Editorial: Rescue mission a tribute to professionalism, ingenuity
Published in Op Eds
President Donald Trump’s foes had a field day over the weekend when Iran downed two American planes, an F-15E Strike Eagle and an A-10 Warthog. But many of his critics drew precisely the wrong message from the incidents.
Aaron Blake of CNN quickly weighed in on Friday. The events, he wrote, “puncture the Trump administration’s claims about its complete dominance of the skies over Iran — along with the veneer of impenetrability it has attempted to construct over the past month.”
Really? The United States and Israel have carried out nearly 19,000 sorties over Iran, according to the U.S. Central Command and the Jerusalem Post. Iran has managed to knock two of those missions out of the sky. That’s a success rate for the enemy of one-one-hundredth of 1 percent. That could indeed be described as “complete dominance” by the United States and Israel.
In addition, the United States hasn’t sustained a single death in the conflict over the past four months. And the fate of those involved in the recent aviation incidents is highly instructive as it pertains to American military might.
The pilot of the A-10 was able to fly his crippled aircraft into Kuwaiti airspace before ejecting. The pilot of the F-15 was rescued in Iran within hours, thanks to a mission that involved two helicopters penetrating west-central Iran. News reports said the helicopters faced small arms fire but made it out safely with the pilot.
Finally, a second crew member on the F-15, an Air Force colonel serving as a weapons-systems officer, was picked up Sunday during a daring mission in interior Iraq that involved more than 100 special forces personnel and numerous aircraft.
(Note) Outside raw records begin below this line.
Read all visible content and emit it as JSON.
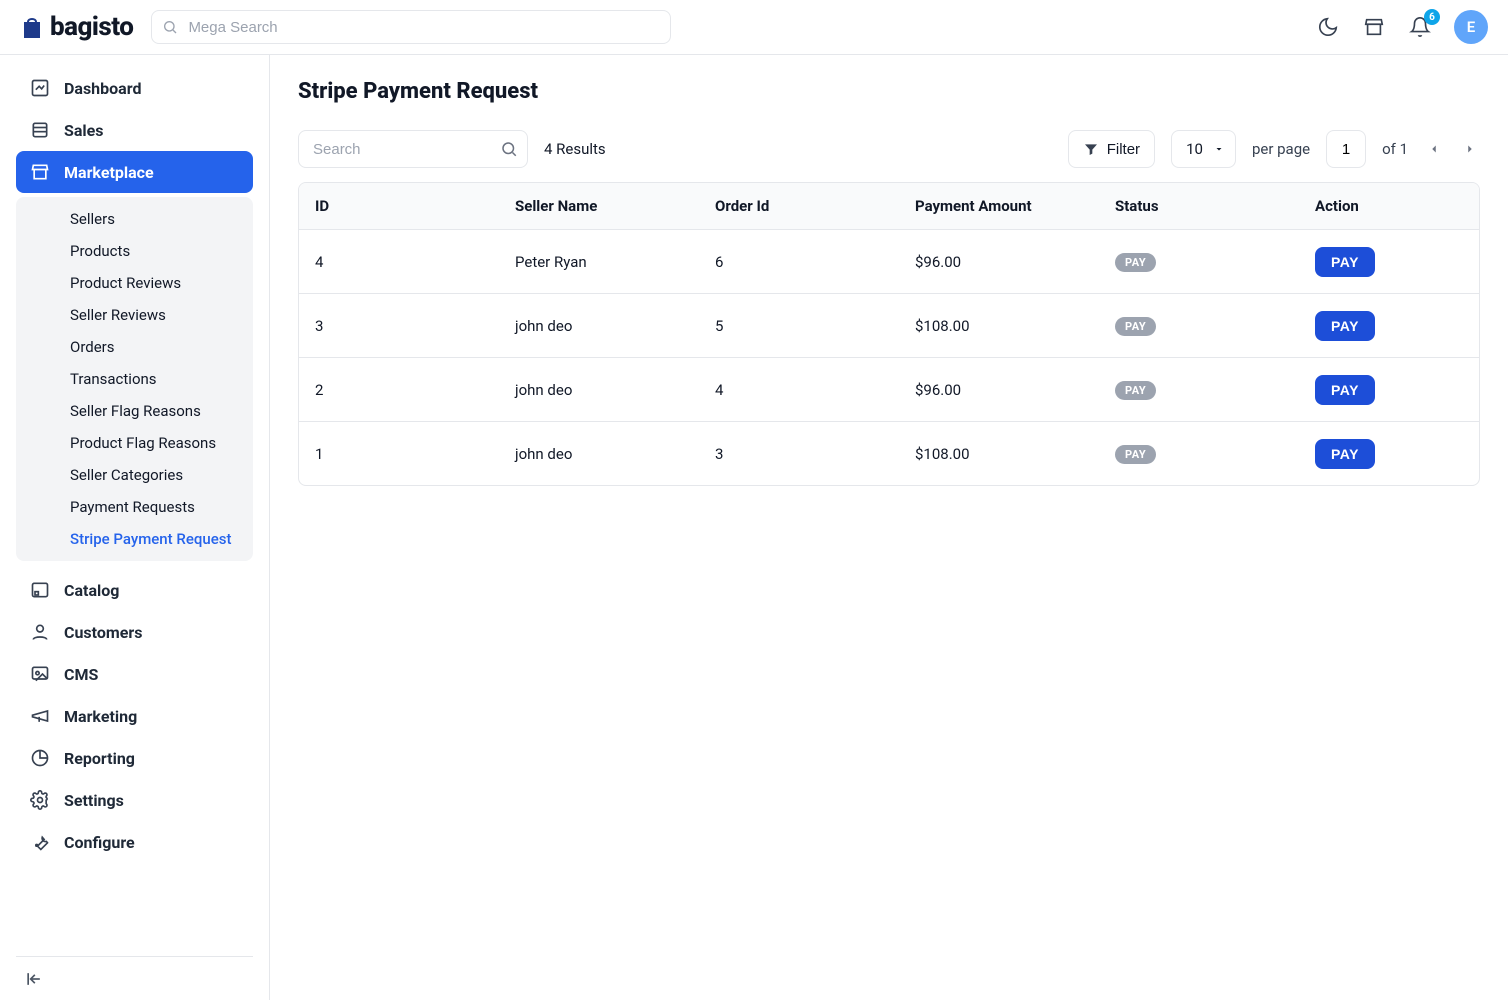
{
  "brand": "bagisto",
  "header": {
    "search_placeholder": "Mega Search",
    "notification_count": "6",
    "avatar_initial": "E"
  },
  "sidebar": {
    "items": [
      {
        "label": "Dashboard"
      },
      {
        "label": "Sales"
      },
      {
        "label": "Marketplace"
      },
      {
        "label": "Catalog"
      },
      {
        "label": "Customers"
      },
      {
        "label": "CMS"
      },
      {
        "label": "Marketing"
      },
      {
        "label": "Reporting"
      },
      {
        "label": "Settings"
      },
      {
        "label": "Configure"
      }
    ],
    "marketplace_sub": [
      {
        "label": "Sellers"
      },
      {
        "label": "Products"
      },
      {
        "label": "Product Reviews"
      },
      {
        "label": "Seller Reviews"
      },
      {
        "label": "Orders"
      },
      {
        "label": "Transactions"
      },
      {
        "label": "Seller Flag Reasons"
      },
      {
        "label": "Product Flag Reasons"
      },
      {
        "label": "Seller Categories"
      },
      {
        "label": "Payment Requests"
      },
      {
        "label": "Stripe Payment Request"
      }
    ]
  },
  "page": {
    "title": "Stripe Payment Request",
    "search_placeholder": "Search",
    "results_text": "4 Results",
    "filter_label": "Filter",
    "page_size": "10",
    "per_page_label": "per page",
    "page_input": "1",
    "of_text": "of 1"
  },
  "table": {
    "columns": [
      "ID",
      "Seller Name",
      "Order Id",
      "Payment Amount",
      "Status",
      "Action"
    ],
    "status_pill": "PAY",
    "action_button": "PAY",
    "rows": [
      {
        "id": "4",
        "seller": "Peter Ryan",
        "order": "6",
        "amount": "$96.00"
      },
      {
        "id": "3",
        "seller": "john deo",
        "order": "5",
        "amount": "$108.00"
      },
      {
        "id": "2",
        "seller": "john deo",
        "order": "4",
        "amount": "$96.00"
      },
      {
        "id": "1",
        "seller": "john deo",
        "order": "3",
        "amount": "$108.00"
      }
    ]
  }
}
The aviator, equipped only with a radio, beacon and a pistol, had made his way to higher ground and hid “in a remote mountain crevice,” the Wall Street Journal reported. Iranian forces “were on the airman’s trail, using helicopters and drones to find him.”
The rescue featured a deception campaign by the CIA to convince Iran that the crewman had already been saved and was “moving out of the country in a ground convoy,” The New York Times reported. Meanwhile, U.S. forces held Iranians in the area at bay with a bombing campaign, allowing rescuers to reach the site. “In the end, Navy SEAL Team 6 commandos extracted the officer,” the Times revealed, adding that “there were no U.S. casualties among the rescue team.”
The success of the mission is a tribute to the professionalism, capability and ingenuity of the American military. We’ll see how the war plays out moving forward. But those who see U.S. weakness in this weekend’s events are misreading the reality of this 5-week-old conflict.